Il loro tesoro era solare e sorridente, buono e giocoso e lo vedevamo crescere giorno dopo giorno superando le difficoltà della loro vita come se avessero il peso di piume anziché di terra dura da arare.
La luce dei loro occhi era un bambino che crebbe forte e sano, diventò un ragazzo che ai suoi diciotto anni d’età superava come animo qualsiasi altro uomo, correva più veloce di chiunque altro e più di chiunque altro era forte, qualità che non metteva mai a propria disposizione, per soddisfare piaceri di cui faceva a meno, ma a servizio di chi necessitava aiuto.
Non era amato solo dai suoi genitori, anche dai bambini delle fattorie vicine che vedevano in lui una sorta di fratello maggiore che aveva la straordinaria abilità di scacciare qualsiasi paura con l’utilizzo di dolci e rassicuranti parole. Tranquillizzava chi era spaventato dai mostri che si annidavano sotto ai letti e che scivolavano allo scoperto solo quando erano sul punto di addormentarsi. Ma c’era anche chi, al riparo dietro i tronchi scuri delle querce, riusciva ad andare oltre alla semplice apparenza scorgendo anche altro.
Il modo in cui lo vedeva differiva dagli altri, il suo cuore sussultava, le mani sudavano e nell’addome sentiva pungere uno sciame di calabroni che col loro veleno le intossicavano l’anima, si era innamorata e non poteva andare contro quello che sentiva.
Lo osservava da lontano gioendo per i suoi successi.
Qualche anno dopo, l’acerbo ragazzo divenne un uomo che superva qualsiasi ostacolo con le sue sole forze, ma ce n’era uno che non era proprio in grado di vincere: la sfida del suo cuore che lo batteva essendo un passo davanti a lui ogni volta che lo affrontava.
Da tempo aveva notato che i suoi allenamenti solitari, le sue giornate di lavoro, non erano poi così solitari. Non ci voleva un falco per scorgere dietro gli alberi quella ragazza dai capelli biondi e dagli occhi color miele che lo seguiva come uno spettro e un giorno d’inverno, quando oramai la presenza di quella donna era diventata necessaria perché altrimenti si sentiva perso, superò la sua paura e ammise a se stesso che era giunto il momento di donare il suo cuore a qualcuno. E chi meglio della donna che lo aveva seguito passo dopo passo, sempre presente nella sua vita?
Il ragazzo portava il nome di Zon, ma da tutti era soprannominato Nerolupo in quanto era forte ed agile come un lupo e nero per la sua pelle scura come il carbone.
Parlò della sua decisione con i suoi genitori, voleva chiedere al proprietario della fattoria ad ovest della loro la mano della figlia.

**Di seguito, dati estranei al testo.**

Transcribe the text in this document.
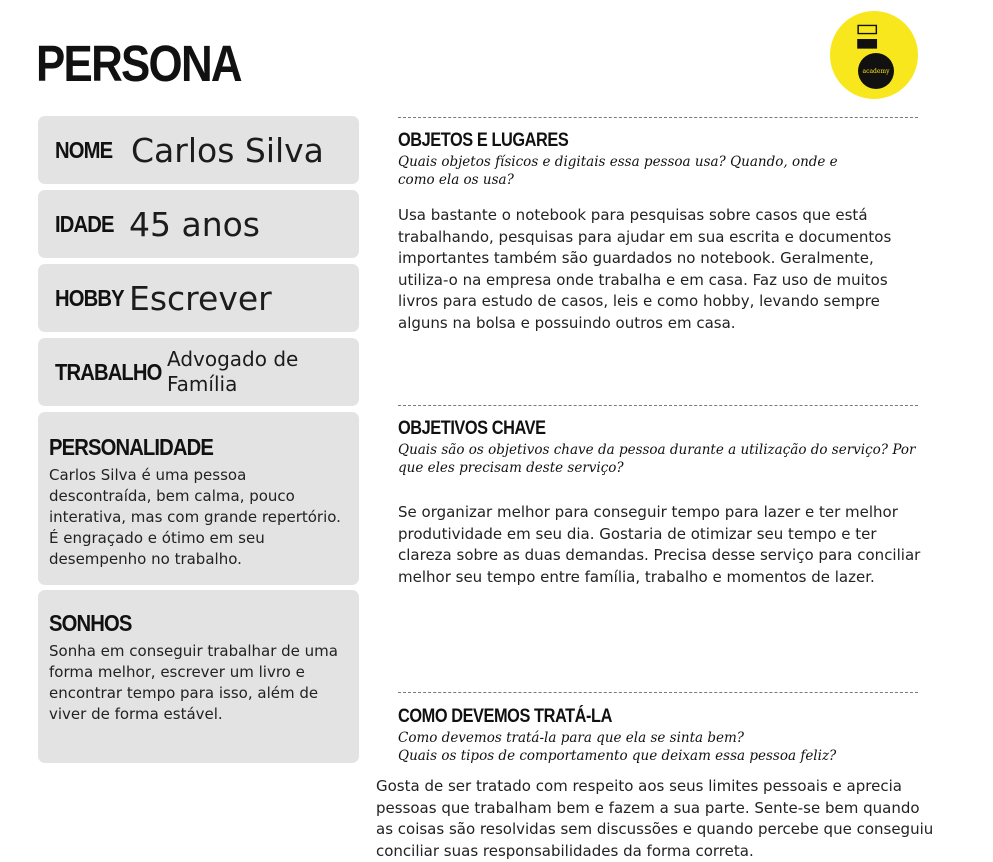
PERSONA	▮▯
academy
NOME Carlos Silva
IDADE 45 anos
HOBBY Escrever
TRABALHO Advogado de
Família
PERSONALIDADE

Carlos Silva é uma pessoa descontraída, bem calma, pouco interativa, mas com grande repertório. É engraçado e ótimo em seu desempenho no trabalho.

SONHOS

Sonha em conseguir trabalhar de uma forma melhor, escrever um livro e encontrar tempo para isso, além de viver de forma estável.

OBJETOS E LUGARES

Quais objetos físicos e digitais essa pessoa usa? Quando, onde e como ela os usa?

Usa bastante o notebook para pesquisas sobre casos que está trabalhando, pesquisas para ajudar em sua escrita e documentos importantes também são guardados no notebook. Geralmente, utiliza-o na empresa onde trabalha e em casa. Faz uso de muitos livros para estudo de casos, leis e como hobby, levando sempre alguns na bolsa e possuindo outros em casa.

OBJETIVOS CHAVE

Quais são os objetivos chave da pessoa durante a utilização do serviço? Por que eles precisam deste serviço?

Se organizar melhor para conseguir tempo para lazer e ter melhor produtividade em seu dia. Gostaria de otimizar seu tempo e ter clareza sobre as duas demandas. Precisa desse serviço para conciliar melhor seu tempo entre família, trabalho e momentos de lazer.

COMO DEVEMOS TRATÁ-LA

Como devemos tratá-la para que ela se sinta bem?
Quais os tipos de comportamento que deixam essa pessoa feliz?

Gosta de ser tratado com respeito aos seus limites pessoais e aprecia pessoas que trabalham bem e fazem a sua parte. Sente-se bem quando as coisas são resolvidas sem discussões e quando percebe que conseguiu conciliar suas responsabilidades da forma correta.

I genitori furono felici che il figlio avesse trovato qualcuna da amare e così gli augurarono buona fortuna e lo inviarono dall’altro signore non senza doni: una pecora, una forma di formaggio e dei pesci pescati la mattina stessa della sua partenza. Preparò un sacco e si incamminò tagliando per la foresta, voleva accorciare il tempo per far smettere al suo cuore di battere veloce come le ali di un colibrì.
La ragazza si chiamava Orchidea e tanto le era entrato quel nome nel cuore che ricamava quel fiore su tutti i suoi abiti pur di portalo sempre con sé, ma non era solo per questo che teneva tanto a quella parola, l’orchidea era anche il simbolo della madre, il marchio che riempiva tutti i fogli finali di tutti i libri appartenuti a colei che le aveva dato la vita. Una presenza che le era stata accanto per i primi pochi anni della sua vita e della quale sentiva la mancanza.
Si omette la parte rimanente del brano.